Opposition graded higher than government for performance at Parliament debate
Academics on Friday gave higher marks to the opposition for their performance at the just-completed general debate of the House of Representatives, during which Prime Minister Prayut Chan-o-cha was the main target of attacks.
Asst Prof Chettha Subyen, secretary-general of the Social Science Association of Thailand, gave a score of 7 out of 10 to the opposition and 5 to the government.
He said that Cabinet members targeted in the debate had failed to give clear answers to the allegations against them, while the opposition MPs taking the floor were focused more on wooing votes.
The same scores – 7 for the opposition and 5 for the government – also came from political analyst Assoc Prof Sukhum Nuansukul, who is a former rector of Ramkhamhaeng University.
He, however, said that opposition MPs had focused on the government’s “old wounds” and not levelled any new allegations, while the government had a lot of weaknesses that were vulnerable to attack from the opposition.
“General Prayut failed to offer clear and concrete answers to the opposition allegations,” Sukhum said. He gave a score of 8 to the overall two days of debate.
Sukhum said that opposition MPs appeared to be focusing too much on trying to woo voter support by repeating old allegations to attack the government. He said he was convinced that voters had made their choice and the opposition approach was unlikely to change their minds.
Chettha, who is also assistant to the president of Navamindradhiraj University, made specific observations about the performance of MPs from two major opposition parties – Pheu Thai and Move Forward.
He said that while Move Forward went all-out to attack PM Prayut, Deputy Premier Prawit Wongsuwan, and Interior Minister Anupong Paochinda, Pheu Thai appeared to spare Prawit. “We could see hints of who is going to connect with whom” in forming the next government after the election, the academic said.
It has been rumoured that Pheu Thai has reached a secret deal with the ruling Palang Pracharath Party, which is led by Prawit, to form a post-election coalition.
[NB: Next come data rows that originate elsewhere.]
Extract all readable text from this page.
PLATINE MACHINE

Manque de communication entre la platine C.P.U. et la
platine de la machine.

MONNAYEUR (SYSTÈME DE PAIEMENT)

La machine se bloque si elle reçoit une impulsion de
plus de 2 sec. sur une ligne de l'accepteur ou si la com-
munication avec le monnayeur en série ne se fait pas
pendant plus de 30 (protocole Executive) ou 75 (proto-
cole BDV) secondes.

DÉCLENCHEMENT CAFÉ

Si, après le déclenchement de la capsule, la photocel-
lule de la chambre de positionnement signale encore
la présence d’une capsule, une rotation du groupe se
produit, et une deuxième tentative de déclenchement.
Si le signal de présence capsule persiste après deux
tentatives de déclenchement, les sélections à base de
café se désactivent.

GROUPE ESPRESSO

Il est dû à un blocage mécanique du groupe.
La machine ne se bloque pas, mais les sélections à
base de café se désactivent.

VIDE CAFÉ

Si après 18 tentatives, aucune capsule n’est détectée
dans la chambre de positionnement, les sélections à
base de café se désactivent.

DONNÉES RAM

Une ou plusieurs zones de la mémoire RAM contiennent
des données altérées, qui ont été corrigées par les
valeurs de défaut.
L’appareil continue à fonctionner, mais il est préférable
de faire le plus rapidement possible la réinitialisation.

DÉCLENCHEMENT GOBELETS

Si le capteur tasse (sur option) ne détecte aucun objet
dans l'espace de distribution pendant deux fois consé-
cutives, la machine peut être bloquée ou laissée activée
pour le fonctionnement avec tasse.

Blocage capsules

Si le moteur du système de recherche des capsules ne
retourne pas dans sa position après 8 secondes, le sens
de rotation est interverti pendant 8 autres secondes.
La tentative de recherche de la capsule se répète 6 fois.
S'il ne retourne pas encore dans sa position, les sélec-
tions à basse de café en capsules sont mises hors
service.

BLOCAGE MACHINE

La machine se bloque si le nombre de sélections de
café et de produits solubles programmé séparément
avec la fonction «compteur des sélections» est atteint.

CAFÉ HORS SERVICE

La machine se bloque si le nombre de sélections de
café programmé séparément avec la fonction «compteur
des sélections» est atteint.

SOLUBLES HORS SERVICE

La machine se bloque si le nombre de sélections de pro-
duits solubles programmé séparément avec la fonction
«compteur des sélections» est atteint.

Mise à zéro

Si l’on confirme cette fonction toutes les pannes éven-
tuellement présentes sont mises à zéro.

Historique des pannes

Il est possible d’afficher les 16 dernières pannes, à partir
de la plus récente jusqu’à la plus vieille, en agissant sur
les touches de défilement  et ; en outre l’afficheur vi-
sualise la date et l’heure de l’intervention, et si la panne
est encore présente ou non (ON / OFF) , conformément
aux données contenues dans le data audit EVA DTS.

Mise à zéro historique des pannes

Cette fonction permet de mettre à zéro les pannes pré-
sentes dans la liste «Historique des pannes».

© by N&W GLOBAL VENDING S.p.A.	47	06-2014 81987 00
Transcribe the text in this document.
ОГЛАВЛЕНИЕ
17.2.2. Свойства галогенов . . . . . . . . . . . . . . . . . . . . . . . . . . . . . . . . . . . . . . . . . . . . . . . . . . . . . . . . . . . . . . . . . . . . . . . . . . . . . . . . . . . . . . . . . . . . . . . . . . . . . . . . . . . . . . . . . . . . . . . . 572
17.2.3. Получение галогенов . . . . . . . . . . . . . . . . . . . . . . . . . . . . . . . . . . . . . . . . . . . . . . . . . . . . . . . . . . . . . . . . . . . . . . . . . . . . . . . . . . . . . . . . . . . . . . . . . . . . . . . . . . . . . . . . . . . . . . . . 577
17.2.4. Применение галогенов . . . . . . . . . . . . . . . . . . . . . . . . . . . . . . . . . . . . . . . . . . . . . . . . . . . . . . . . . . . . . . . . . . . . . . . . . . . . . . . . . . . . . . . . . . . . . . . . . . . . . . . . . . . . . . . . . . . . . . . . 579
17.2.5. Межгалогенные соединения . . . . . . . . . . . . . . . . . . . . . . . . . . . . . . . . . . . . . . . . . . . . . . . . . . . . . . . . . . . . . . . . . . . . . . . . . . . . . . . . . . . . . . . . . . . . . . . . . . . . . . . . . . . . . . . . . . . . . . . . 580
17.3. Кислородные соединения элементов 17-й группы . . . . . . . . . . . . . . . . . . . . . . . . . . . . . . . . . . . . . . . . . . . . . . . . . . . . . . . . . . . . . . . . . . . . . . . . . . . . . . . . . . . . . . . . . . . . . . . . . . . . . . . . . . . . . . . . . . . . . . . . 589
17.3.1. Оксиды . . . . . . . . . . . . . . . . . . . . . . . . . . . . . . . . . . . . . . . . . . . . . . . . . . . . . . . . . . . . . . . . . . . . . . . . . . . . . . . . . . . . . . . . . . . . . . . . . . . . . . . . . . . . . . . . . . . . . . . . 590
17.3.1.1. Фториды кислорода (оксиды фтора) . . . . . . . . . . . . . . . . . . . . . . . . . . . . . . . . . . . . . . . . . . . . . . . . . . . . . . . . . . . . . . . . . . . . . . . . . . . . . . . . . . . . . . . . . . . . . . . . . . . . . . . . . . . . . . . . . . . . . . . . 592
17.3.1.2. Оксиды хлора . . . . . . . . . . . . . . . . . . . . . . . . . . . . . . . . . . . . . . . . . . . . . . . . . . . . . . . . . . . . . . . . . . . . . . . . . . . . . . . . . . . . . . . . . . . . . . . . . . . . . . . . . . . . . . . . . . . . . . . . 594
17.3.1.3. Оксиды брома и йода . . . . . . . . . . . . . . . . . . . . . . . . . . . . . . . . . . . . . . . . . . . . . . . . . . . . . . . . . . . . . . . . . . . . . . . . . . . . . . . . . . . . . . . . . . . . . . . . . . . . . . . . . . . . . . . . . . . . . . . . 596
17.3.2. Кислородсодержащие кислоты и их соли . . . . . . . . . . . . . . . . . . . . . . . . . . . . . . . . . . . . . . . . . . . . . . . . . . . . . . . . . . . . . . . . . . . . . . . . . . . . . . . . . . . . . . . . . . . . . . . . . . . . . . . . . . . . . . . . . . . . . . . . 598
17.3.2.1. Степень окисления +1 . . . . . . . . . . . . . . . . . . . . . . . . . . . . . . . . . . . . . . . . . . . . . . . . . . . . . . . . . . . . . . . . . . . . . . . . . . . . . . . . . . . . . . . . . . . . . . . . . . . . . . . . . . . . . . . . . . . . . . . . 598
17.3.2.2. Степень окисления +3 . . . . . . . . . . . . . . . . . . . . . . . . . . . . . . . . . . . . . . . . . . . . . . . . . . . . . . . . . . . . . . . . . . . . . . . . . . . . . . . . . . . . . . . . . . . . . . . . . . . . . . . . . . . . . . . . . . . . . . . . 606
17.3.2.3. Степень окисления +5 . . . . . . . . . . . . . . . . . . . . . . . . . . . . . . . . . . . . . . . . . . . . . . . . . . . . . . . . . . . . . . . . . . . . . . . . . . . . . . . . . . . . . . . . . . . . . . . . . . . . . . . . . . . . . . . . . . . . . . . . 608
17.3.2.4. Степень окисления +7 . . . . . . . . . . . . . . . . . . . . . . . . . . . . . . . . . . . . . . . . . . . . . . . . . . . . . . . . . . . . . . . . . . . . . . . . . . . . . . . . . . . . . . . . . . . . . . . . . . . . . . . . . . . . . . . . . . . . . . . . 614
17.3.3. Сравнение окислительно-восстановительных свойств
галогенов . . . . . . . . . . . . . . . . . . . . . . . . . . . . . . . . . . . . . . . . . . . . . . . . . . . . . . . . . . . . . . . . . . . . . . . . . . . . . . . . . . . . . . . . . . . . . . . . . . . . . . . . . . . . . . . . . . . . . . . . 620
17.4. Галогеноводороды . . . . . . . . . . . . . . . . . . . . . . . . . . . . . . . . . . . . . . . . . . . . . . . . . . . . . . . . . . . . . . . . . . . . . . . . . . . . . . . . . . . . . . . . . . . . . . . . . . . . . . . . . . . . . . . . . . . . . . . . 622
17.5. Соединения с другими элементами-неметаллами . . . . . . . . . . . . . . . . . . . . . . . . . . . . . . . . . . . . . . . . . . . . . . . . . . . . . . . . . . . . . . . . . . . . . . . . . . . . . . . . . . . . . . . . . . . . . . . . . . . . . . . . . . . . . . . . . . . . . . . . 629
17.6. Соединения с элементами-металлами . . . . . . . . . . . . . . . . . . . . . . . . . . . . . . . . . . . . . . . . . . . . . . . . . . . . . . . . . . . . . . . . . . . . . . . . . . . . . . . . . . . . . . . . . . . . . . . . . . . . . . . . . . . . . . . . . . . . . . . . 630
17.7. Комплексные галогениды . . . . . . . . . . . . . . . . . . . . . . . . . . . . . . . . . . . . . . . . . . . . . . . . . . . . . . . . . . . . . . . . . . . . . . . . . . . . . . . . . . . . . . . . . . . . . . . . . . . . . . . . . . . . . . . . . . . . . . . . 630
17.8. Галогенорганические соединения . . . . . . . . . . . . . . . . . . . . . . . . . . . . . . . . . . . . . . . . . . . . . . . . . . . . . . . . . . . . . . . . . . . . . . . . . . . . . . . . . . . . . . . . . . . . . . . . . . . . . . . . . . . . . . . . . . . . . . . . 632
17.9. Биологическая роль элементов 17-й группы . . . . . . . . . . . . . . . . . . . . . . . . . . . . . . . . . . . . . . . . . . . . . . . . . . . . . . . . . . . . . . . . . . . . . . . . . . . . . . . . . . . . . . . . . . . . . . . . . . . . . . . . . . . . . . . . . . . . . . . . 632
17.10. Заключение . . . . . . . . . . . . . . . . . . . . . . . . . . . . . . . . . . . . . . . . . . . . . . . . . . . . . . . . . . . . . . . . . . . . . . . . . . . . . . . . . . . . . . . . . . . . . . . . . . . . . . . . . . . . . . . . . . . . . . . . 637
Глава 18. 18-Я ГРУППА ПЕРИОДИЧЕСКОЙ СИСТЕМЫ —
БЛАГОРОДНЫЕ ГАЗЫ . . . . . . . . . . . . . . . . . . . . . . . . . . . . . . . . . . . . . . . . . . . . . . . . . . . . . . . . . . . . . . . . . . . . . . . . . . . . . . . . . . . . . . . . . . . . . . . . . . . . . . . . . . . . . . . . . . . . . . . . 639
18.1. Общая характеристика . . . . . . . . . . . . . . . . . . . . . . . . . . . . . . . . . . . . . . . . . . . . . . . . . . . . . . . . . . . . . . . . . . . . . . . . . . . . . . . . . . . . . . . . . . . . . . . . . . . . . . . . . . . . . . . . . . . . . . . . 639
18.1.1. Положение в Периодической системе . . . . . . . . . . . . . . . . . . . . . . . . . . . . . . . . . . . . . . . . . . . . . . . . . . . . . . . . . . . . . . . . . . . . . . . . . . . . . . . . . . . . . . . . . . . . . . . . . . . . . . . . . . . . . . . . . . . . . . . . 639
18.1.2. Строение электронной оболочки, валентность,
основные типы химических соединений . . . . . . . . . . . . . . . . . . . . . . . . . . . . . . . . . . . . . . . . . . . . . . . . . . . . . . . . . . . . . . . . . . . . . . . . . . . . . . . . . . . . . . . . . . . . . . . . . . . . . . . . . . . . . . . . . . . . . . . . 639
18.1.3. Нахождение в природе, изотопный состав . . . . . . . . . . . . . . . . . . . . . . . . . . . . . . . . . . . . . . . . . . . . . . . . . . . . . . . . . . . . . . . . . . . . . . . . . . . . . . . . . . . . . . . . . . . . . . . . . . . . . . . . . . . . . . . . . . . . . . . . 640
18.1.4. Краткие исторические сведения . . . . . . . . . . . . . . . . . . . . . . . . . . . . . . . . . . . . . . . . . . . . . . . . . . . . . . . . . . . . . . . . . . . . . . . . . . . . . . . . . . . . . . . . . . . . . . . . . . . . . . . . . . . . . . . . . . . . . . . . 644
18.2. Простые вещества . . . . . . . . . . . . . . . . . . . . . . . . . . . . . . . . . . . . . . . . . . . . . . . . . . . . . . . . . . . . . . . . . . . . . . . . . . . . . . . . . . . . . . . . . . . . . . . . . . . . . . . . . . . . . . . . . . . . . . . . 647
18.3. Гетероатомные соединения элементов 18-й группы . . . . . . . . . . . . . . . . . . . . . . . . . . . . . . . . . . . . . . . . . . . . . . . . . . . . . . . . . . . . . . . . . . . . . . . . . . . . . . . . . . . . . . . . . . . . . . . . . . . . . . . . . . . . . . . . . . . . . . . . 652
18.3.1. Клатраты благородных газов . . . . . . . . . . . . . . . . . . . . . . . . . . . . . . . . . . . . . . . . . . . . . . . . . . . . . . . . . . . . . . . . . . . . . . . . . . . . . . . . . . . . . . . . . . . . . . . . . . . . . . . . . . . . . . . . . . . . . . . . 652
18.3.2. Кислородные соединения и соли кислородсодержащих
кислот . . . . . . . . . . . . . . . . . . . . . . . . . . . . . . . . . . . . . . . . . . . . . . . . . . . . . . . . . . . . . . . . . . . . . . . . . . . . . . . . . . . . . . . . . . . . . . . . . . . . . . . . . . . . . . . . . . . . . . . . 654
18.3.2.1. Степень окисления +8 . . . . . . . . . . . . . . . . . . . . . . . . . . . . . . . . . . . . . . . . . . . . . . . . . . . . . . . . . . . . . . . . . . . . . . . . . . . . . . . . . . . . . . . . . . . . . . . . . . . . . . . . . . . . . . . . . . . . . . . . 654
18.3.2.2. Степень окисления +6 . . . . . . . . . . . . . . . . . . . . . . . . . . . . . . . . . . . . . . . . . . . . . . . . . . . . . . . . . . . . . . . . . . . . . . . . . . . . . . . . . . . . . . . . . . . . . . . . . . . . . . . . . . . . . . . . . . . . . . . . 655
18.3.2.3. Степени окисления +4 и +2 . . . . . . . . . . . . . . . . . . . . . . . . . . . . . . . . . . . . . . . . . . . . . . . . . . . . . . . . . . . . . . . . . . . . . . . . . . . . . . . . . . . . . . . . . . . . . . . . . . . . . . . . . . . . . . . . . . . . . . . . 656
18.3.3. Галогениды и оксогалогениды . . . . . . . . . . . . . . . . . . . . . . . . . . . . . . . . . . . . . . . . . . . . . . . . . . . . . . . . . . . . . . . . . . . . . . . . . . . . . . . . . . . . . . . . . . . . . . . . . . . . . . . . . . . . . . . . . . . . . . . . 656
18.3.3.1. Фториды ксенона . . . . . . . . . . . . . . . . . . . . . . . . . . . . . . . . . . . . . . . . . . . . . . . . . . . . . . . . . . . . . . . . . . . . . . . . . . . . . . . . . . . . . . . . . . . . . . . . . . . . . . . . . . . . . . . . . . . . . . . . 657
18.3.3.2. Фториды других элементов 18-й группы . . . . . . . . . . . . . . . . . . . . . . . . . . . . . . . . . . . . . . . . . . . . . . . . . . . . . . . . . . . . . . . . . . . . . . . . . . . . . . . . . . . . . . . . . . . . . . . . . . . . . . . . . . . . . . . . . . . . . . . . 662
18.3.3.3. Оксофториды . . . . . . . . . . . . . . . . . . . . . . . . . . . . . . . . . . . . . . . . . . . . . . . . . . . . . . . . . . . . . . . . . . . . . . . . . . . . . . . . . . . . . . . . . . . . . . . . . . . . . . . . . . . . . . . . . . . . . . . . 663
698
Chettha also said that during the two-day debate, PM Prayut appeared to be alone in fending off opposition allegations, without the usual intervention from Palang Pracharath MPs.
Prayut, who was the ruling party’s sole prime ministerial candidate in the previous election in March 2019, joined a new party called Ruam Thai Sang Chart (United Thai Nation) in January and is expected to be its sole PM candidate at the next polls.